In a vote on the Macedonia's 2012 progress report, MEPs called on the EU enlargement Commissioner to assess the cost of non-enlargement, including key risks for the country should the current status quo persist.
The resolution, drafted by Richard Howitt (S&D, UK), was adopted by 39 votes to 13, with no abstentions. It is likely to be put to a vote by the European Parliament as a whole at the May plenary session in Strasbourg.
MEPs noted in the resolution that the start of negotiations could prove to be a "game-changer," giving positive impetus to further reforms and promoting favorable relations with neighbors. They hailed Macedonia's constructive role in its relations with other enlargement countries, particularly the recent meeting between representatives of Skopje and Sofia governments.
The committee also stressed that the inability to solve the name dispute with Greece has blocked Macedonia's road to EU membership, and called for definitive conclusion under the UN auspices without delay.
MEPs fully supported the recent agreement unblocking the deadlock in the domestic politics after a series of disturbing events in December, which saw a third of Macedonian MPs and journalists forced out of the parliament.
They said all political forces in Macedonia must respect its parliament as a key democratic institution for discussing and resolving political differences, and called for a comprehensive reform of the parliament's procedures.

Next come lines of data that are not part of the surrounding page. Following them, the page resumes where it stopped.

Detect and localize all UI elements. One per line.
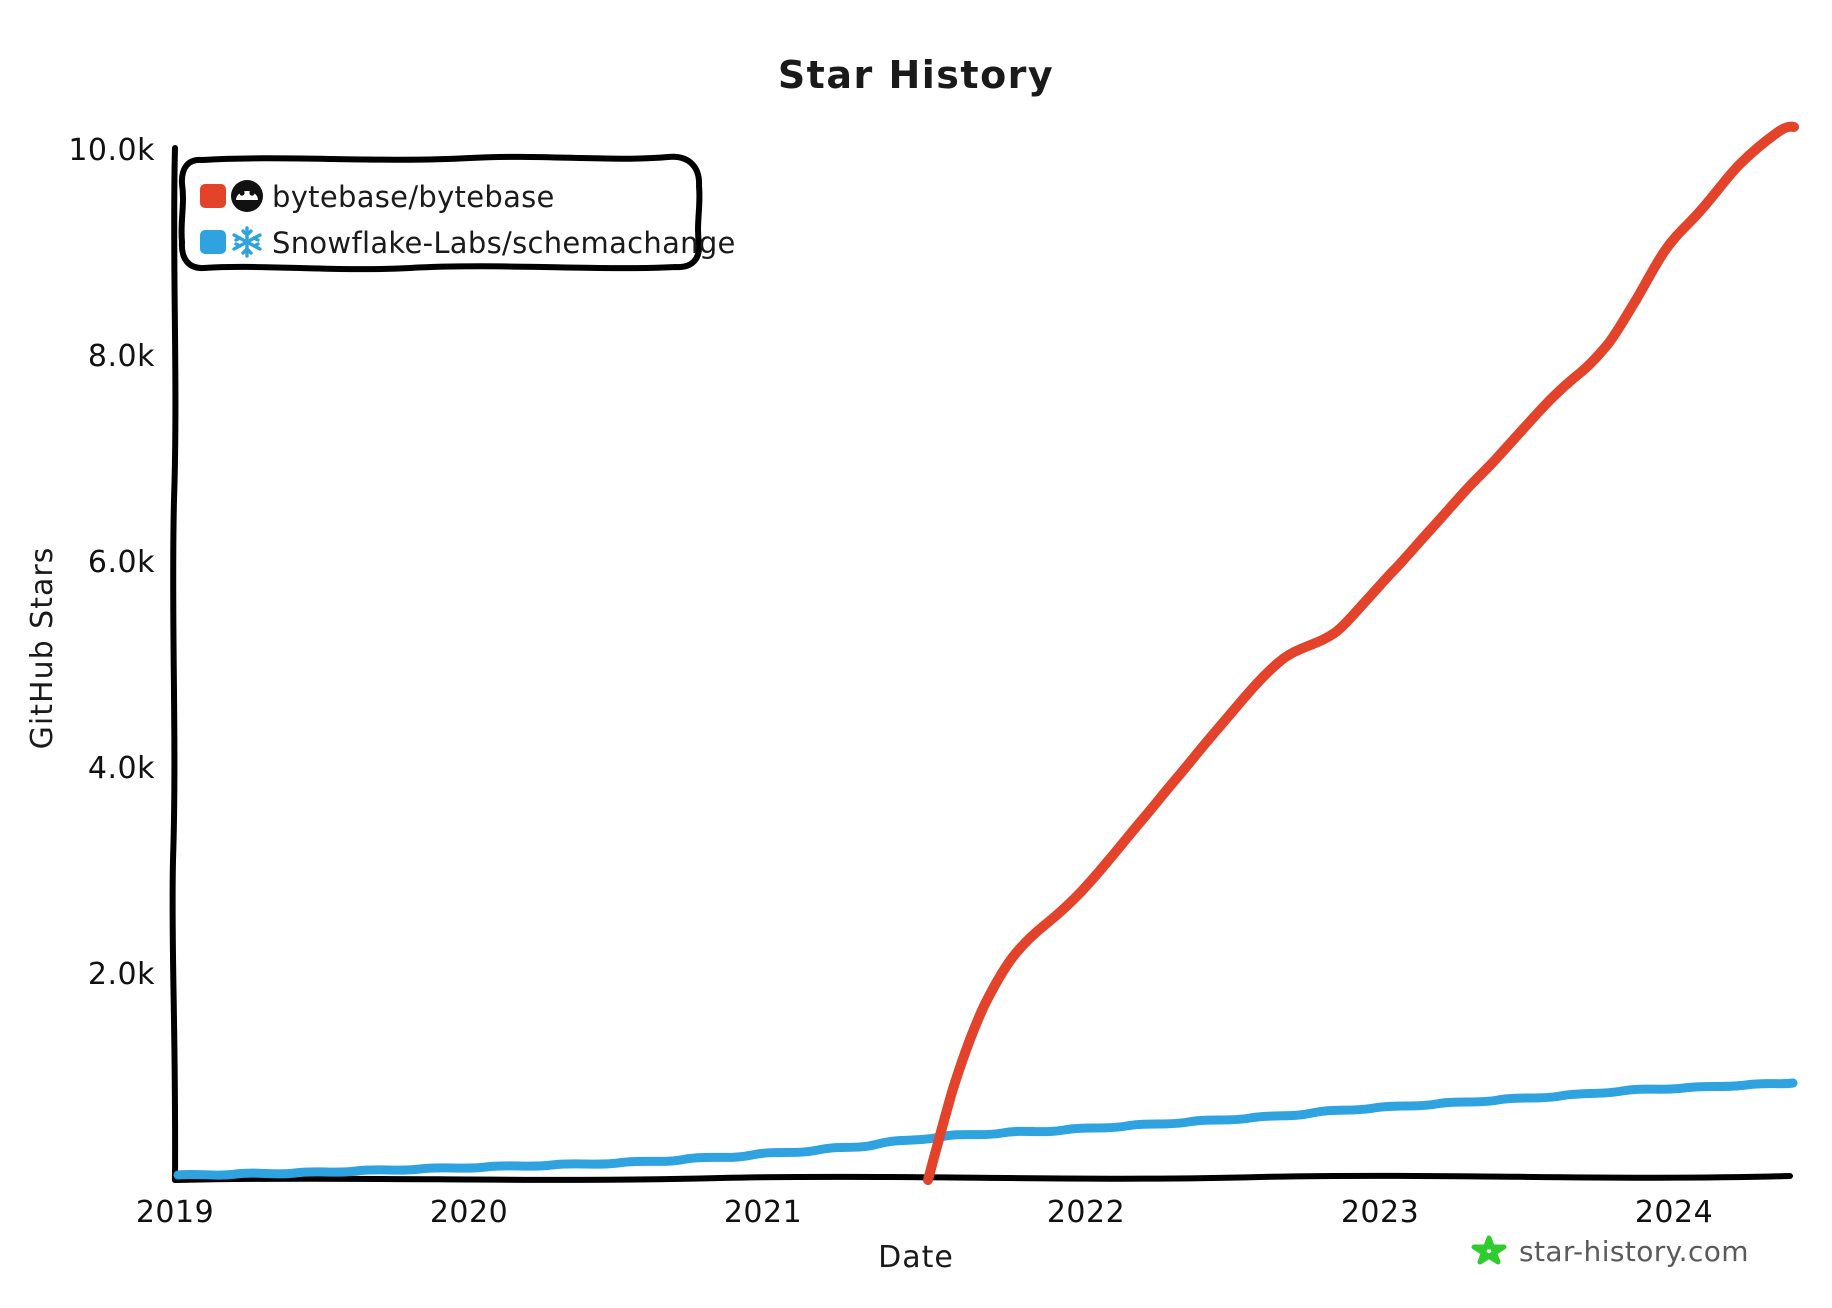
series-line-snowflake-labs-schemachange xyxy=(173,1078,1798,1180)
chart-legend: bytebase/bytebase Snowflake-Labs/schemac… xyxy=(178,153,736,273)
green-star-icon xyxy=(1471,1235,1507,1265)
x-tick-label: 2019 xyxy=(136,1195,214,1230)
y-tick-label: 10.0k xyxy=(68,133,155,168)
y-tick-label: 4.0k xyxy=(88,751,155,786)
legend-swatch xyxy=(200,184,226,208)
y-tick-label: 8.0k xyxy=(88,339,155,374)
y-axis-line xyxy=(169,145,179,1183)
x-axis-ticks: 2019 2020 2021 2022 2023 2024 xyxy=(136,1195,1713,1230)
watermark[interactable]: star-history.com xyxy=(1471,1235,1749,1268)
legend-box-border xyxy=(178,153,703,273)
y-tick-label: 2.0k xyxy=(88,957,155,992)
y-axis-label: GitHub Stars xyxy=(25,547,60,750)
snowflake-icon xyxy=(232,226,262,258)
x-tick-label: 2021 xyxy=(724,1195,802,1230)
legend-item-snowflake-labs-schemachange[interactable]: Snowflake-Labs/schemachange xyxy=(200,226,736,260)
legend-swatch xyxy=(200,230,226,254)
github-icon xyxy=(231,180,263,212)
series-line-bytebase-bytebase xyxy=(923,121,1799,1185)
legend-label: Snowflake-Labs/schemachange xyxy=(272,226,736,260)
y-axis-ticks: 10.0k 8.0k 6.0k 4.0k 2.0k xyxy=(68,133,155,992)
x-axis-label: Date xyxy=(878,1240,954,1275)
x-tick-label: 2020 xyxy=(430,1195,508,1230)
x-tick-label: 2022 xyxy=(1047,1195,1125,1230)
x-tick-label: 2023 xyxy=(1341,1195,1419,1230)
y-tick-label: 6.0k xyxy=(88,545,155,580)
x-tick-label: 2024 xyxy=(1635,1195,1713,1230)
legend-label: bytebase/bytebase xyxy=(272,180,555,214)
legend-item-bytebase-bytebase[interactable]: bytebase/bytebase xyxy=(200,180,555,214)
chart-title: Star History xyxy=(778,53,1054,97)
x-axis-line xyxy=(172,1172,1793,1183)
watermark-label: star-history.com xyxy=(1519,1235,1749,1268)
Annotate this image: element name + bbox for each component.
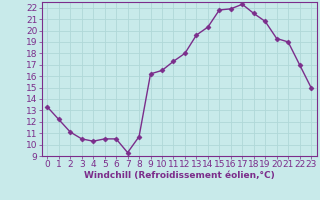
X-axis label: Windchill (Refroidissement éolien,°C): Windchill (Refroidissement éolien,°C): [84, 171, 275, 180]
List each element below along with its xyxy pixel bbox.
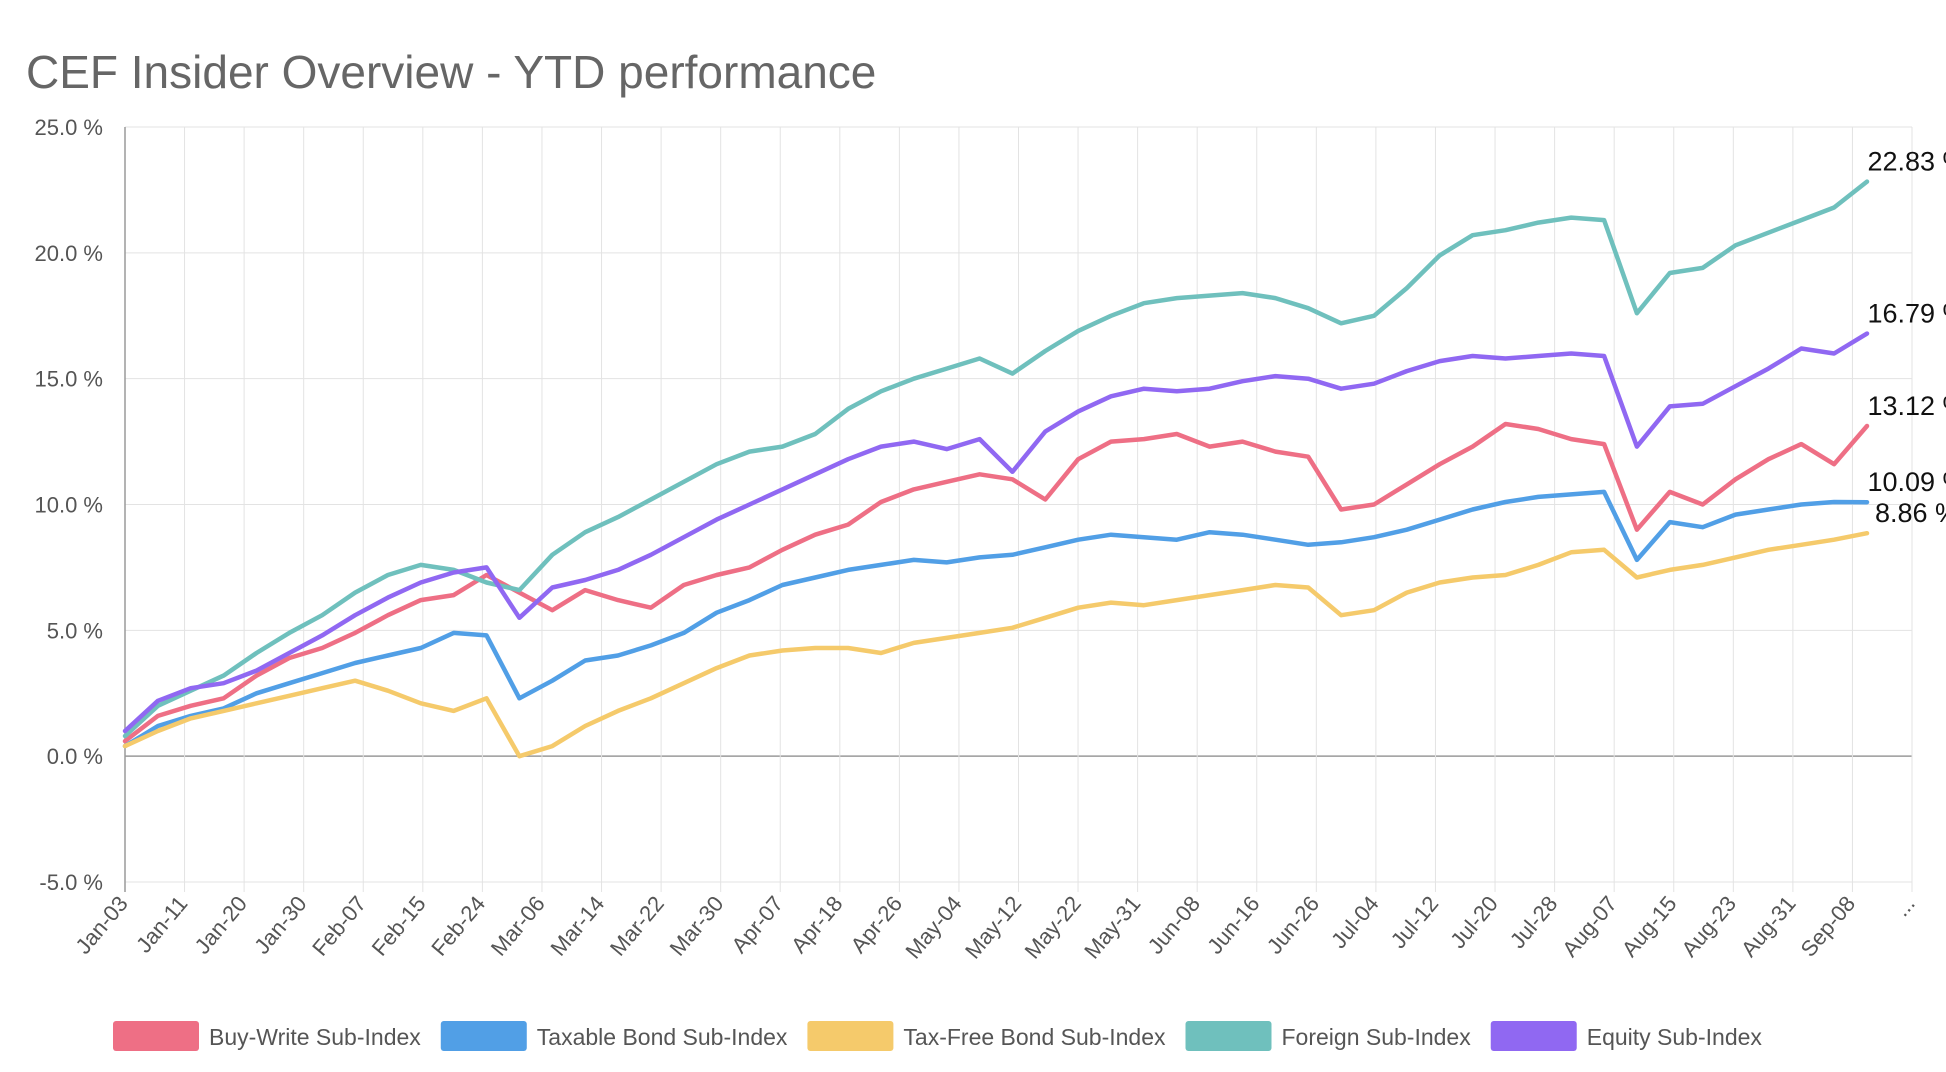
x-tick-label: Feb-15 (367, 891, 431, 960)
x-tick-label: Apr-18 (786, 891, 848, 958)
y-tick-label: -5.0 % (39, 870, 103, 895)
x-tick-label: Aug-15 (1617, 891, 1682, 961)
series-line-tax-free-bond-sub-index (122, 530, 1870, 759)
legend-item[interactable]: Taxable Bond Sub-Index (440, 1021, 788, 1051)
x-tick-label: Jan-03 (70, 891, 132, 959)
legend-label: Equity Sub-Index (1587, 1024, 1763, 1050)
axis-layer: 25.0 % 20.0 % 15.0 % 10.0 % 5.0 % 0.0 % -5.0 %… (35, 115, 1920, 963)
x-tick-label: Mar-14 (545, 891, 609, 960)
legend-swatch (1185, 1021, 1272, 1051)
x-tick-label: Jan-20 (190, 891, 252, 959)
x-tick-label: Feb-07 (307, 891, 371, 960)
end-value-label: 22.83 % (1867, 147, 1946, 177)
y-tick-label: 20.0 % (35, 241, 104, 266)
end-value-label: 10.09 % (1867, 467, 1946, 497)
chart-title: CEF Insider Overview - YTD performance (26, 46, 876, 98)
legend-swatch (1490, 1021, 1577, 1051)
y-tick-label: 0.0 % (47, 744, 103, 769)
legend-item[interactable]: Equity Sub-Index (1490, 1021, 1763, 1051)
y-tick-label: 15.0 % (35, 367, 104, 392)
x-tick-label: Aug-23 (1676, 891, 1741, 961)
legend-swatch (113, 1021, 199, 1051)
x-tick-label: May-04 (900, 891, 966, 963)
legend-item[interactable]: Buy-Write Sub-Index (113, 1021, 421, 1051)
y-tick-label: 10.0 % (35, 493, 104, 518)
x-tick-label: May-12 (960, 891, 1026, 963)
legend-swatch (807, 1021, 894, 1051)
y-tick-label: 25.0 % (35, 115, 104, 140)
x-tick-label: ... (1889, 891, 1920, 921)
legend[interactable]: Buy-Write Sub-Index Taxable Bond Sub-Inde… (113, 1021, 1762, 1051)
x-tick-label: Jan-30 (249, 891, 311, 959)
legend-label: Taxable Bond Sub-Index (537, 1024, 788, 1050)
series-layer (122, 179, 1870, 759)
legend-label: Tax-Free Bond Sub-Index (903, 1024, 1166, 1050)
end-value-label: 13.12 % (1867, 391, 1946, 421)
x-tick-label: May-31 (1079, 891, 1145, 963)
series-line-buy-write-sub-index (122, 421, 1870, 744)
x-tick-label: Mar-30 (665, 891, 729, 960)
x-tick-label: Jul-12 (1386, 891, 1444, 953)
legend-label: Buy-Write Sub-Index (209, 1024, 421, 1050)
x-tick-label: Aug-07 (1557, 891, 1622, 961)
x-tick-label: Apr-07 (726, 891, 788, 958)
y-tick-label: 5.0 % (47, 618, 103, 643)
x-tick-label: Aug-31 (1736, 891, 1801, 961)
x-tick-label: Jul-04 (1326, 891, 1384, 953)
x-tick-label: Feb-24 (426, 891, 490, 960)
x-tick-label: Jun-16 (1202, 891, 1264, 959)
grid-layer (124, 126, 1913, 892)
x-tick-label: Jul-20 (1445, 891, 1503, 953)
x-tick-label: May-22 (1020, 891, 1086, 963)
series-line-taxable-bond-sub-index (122, 489, 1870, 749)
x-tick-label: Jul-28 (1505, 891, 1563, 953)
legend-label: Foreign Sub-Index (1282, 1024, 1472, 1050)
series-line-foreign-sub-index (122, 179, 1870, 739)
end-label-layer: 22.83 % 16.79 % 13.12 % 10.09 %8.86 % (1867, 147, 1946, 529)
x-tick-label: Mar-22 (605, 891, 669, 960)
legend-item[interactable]: Tax-Free Bond Sub-Index (807, 1021, 1166, 1051)
x-tick-label: Apr-26 (846, 891, 908, 958)
x-tick-label: Mar-06 (486, 891, 550, 960)
legend-item[interactable]: Foreign Sub-Index (1185, 1021, 1472, 1051)
x-tick-label: Jun-26 (1262, 891, 1324, 959)
x-tick-label: Sep-08 (1796, 891, 1861, 961)
x-tick-label: Jun-08 (1143, 891, 1205, 959)
end-value-label: 16.79 % (1867, 299, 1946, 329)
x-tick-label: Jan-11 (131, 891, 192, 957)
legend-swatch (440, 1021, 527, 1051)
end-value-label: 8.86 % (1875, 498, 1946, 528)
series-line-equity-sub-index (122, 331, 1870, 734)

The MEPs also voiced concern about the ongoing tensions in inter-ethnic relations in Macedonia, stressing that political dialogue be stepped up to eliminate the risk of a polarization of society along ethnic lines. They called on the Macedonian government to send clear signals that discrimination on the basis of national identity is not tolerated in the country.
The Commission also stressed on the need for further effort to enforce anti-corruption legislation, ensure the independence and impartiality of the judiciary in practice and overcome widespread self-censorship among journalists.